O resultado surpreendeu Barone, que assistiu ao espetáculo logo na semana de estreia no Rio de Janeiro, em novembro do ano passado. "Foi um impacto profundo. Descobri um trabalho sensível, esteticamente ousado. Algo muito além do que imaginávamos. Confesso que chorei muito", conta o baterista, surpreso também com a fidelidade nos gestos e na voz dos atores que interpretam a banda. "Rodrigo Salva, que vive Herbert Vianna, toca muito bem guitarra, e Gabriel Manita me fez lembrar muito do Bi Ribeiro."
Sobre Franco Kuster, que o interpreta, Barone percebeu "as manhas de um baterista". Detalhe: por ser um instrumento de difícil transporte, o que travaria o ritmo da narrativa, o espetáculo não conta com uma bateria em cena e Kuster simula os gestos com as baquetas. O ator precisou criar uma encenação para os números musicais, movimentando-se ao redor de Salva e Manita para não passar despercebido. "Eu era obrigado a fazer o mesmo quando íamos no Programa do Chacrinha, pois lá nunca tinha o instrumento e eu levava no máximo as baquetas e um prato da bateria", conta Barone.

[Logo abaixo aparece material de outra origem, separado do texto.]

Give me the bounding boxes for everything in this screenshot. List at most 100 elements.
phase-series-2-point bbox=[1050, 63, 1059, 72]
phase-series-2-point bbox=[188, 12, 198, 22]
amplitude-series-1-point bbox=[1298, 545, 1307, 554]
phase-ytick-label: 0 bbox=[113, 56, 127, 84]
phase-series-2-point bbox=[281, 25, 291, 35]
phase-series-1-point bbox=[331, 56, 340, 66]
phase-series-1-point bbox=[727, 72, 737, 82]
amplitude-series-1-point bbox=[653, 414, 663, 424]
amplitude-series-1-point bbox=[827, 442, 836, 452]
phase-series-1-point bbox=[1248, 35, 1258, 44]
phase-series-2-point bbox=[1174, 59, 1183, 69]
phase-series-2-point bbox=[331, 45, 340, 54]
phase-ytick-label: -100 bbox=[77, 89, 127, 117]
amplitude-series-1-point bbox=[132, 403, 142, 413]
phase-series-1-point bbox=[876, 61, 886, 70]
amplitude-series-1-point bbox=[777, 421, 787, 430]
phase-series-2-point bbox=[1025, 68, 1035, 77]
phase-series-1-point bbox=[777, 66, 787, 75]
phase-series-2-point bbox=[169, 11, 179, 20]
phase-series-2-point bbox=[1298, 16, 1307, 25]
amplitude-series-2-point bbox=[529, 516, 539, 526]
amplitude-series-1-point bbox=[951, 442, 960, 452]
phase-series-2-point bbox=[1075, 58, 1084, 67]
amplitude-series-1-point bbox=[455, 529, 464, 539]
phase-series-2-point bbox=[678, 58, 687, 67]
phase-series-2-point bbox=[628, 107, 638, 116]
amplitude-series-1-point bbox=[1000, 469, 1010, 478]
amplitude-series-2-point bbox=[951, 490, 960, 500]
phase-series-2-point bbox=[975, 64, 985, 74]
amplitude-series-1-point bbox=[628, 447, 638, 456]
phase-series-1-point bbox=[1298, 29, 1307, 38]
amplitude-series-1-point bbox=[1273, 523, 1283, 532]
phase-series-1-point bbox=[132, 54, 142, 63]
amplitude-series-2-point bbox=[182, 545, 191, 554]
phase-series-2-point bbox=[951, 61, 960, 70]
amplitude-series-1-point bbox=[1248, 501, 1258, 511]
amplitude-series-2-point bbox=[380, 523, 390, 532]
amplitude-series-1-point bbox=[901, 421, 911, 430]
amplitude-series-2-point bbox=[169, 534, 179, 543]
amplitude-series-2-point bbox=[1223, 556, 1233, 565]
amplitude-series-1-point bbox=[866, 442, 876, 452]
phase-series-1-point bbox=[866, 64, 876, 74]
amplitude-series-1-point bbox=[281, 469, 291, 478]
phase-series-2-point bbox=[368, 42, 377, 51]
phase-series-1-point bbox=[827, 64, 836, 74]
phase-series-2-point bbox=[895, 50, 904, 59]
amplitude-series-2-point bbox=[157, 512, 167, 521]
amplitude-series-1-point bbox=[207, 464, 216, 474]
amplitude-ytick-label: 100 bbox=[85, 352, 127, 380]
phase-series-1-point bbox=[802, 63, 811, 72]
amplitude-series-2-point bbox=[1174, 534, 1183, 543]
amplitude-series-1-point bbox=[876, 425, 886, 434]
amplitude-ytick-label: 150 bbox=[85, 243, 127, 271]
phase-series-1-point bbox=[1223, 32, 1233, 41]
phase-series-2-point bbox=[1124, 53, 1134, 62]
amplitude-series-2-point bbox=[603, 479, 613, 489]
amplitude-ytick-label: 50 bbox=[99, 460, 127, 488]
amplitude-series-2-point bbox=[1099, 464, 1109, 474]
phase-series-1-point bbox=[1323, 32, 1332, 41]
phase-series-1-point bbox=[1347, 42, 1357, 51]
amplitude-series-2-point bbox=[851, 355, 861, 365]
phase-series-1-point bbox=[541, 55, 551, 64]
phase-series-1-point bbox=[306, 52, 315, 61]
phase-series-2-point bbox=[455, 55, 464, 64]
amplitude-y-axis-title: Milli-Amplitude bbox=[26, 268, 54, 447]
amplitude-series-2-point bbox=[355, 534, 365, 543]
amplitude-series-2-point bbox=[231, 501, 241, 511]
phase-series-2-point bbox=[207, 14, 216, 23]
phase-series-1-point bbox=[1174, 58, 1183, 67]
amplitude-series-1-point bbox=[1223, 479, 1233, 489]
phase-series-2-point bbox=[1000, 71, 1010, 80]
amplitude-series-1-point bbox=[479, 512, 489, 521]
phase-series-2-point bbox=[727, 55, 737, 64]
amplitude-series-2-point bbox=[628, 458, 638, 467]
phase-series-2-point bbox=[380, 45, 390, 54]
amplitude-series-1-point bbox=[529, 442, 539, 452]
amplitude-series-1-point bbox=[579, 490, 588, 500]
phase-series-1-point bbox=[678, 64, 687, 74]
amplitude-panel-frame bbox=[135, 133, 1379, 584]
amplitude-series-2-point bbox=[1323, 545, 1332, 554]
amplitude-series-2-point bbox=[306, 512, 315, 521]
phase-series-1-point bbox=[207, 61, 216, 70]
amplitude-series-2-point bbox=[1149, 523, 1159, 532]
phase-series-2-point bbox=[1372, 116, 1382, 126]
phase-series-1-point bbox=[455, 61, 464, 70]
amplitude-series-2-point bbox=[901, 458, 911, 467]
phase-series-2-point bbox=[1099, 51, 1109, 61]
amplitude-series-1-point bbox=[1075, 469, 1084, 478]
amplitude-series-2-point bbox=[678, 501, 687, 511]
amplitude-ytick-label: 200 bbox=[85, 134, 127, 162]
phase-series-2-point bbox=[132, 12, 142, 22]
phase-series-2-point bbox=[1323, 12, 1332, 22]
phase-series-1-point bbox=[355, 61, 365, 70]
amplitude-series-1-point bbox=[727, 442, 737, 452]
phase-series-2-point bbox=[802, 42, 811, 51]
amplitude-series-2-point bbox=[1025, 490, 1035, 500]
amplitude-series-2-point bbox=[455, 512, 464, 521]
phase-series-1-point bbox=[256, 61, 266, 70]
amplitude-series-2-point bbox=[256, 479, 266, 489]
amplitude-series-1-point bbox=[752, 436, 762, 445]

Ele ressalta que a banda não se envolveu no processo criativo do musical, "apenas não colocamos impeditivos". Aprovou também o recurso narrativo de usar flashbacks. "As lembranças do Herbert no hospital contam a história do Paralamas com veracidade. A gente se viu em cena." Somente Herbert Vianna ainda não viu o espetáculo, o que poderá acontecer, segundo a produção, durante a temporada em São Paulo
Preste Atenção
- Na apresentação da canção Lanterna dos Afogados, no início do segundo ato, interpretada pelo elenco com um arranjo diferente, como uma oração pela recuperação de Herbert Vianna.
- Na atuação de Herberth Vital, ator PCD, como Roberto, rapaz que acompanha Herbert na fisioterapia. Além do nome (homenagem dos pais ao líder da banda e ao título do seu primeiro sucesso), ele perdeu a perna esquerda em um acidente de moto e utiliza hoje uma prótese, que não o impede de dançar com desenvoltura.
- Na citação de fatos históricos importantes, como os problemas econômicos do governo de Fernando Collor de Mello (1990-1992), que obrigaram os Paralamas a fazerem mais shows na Argentina.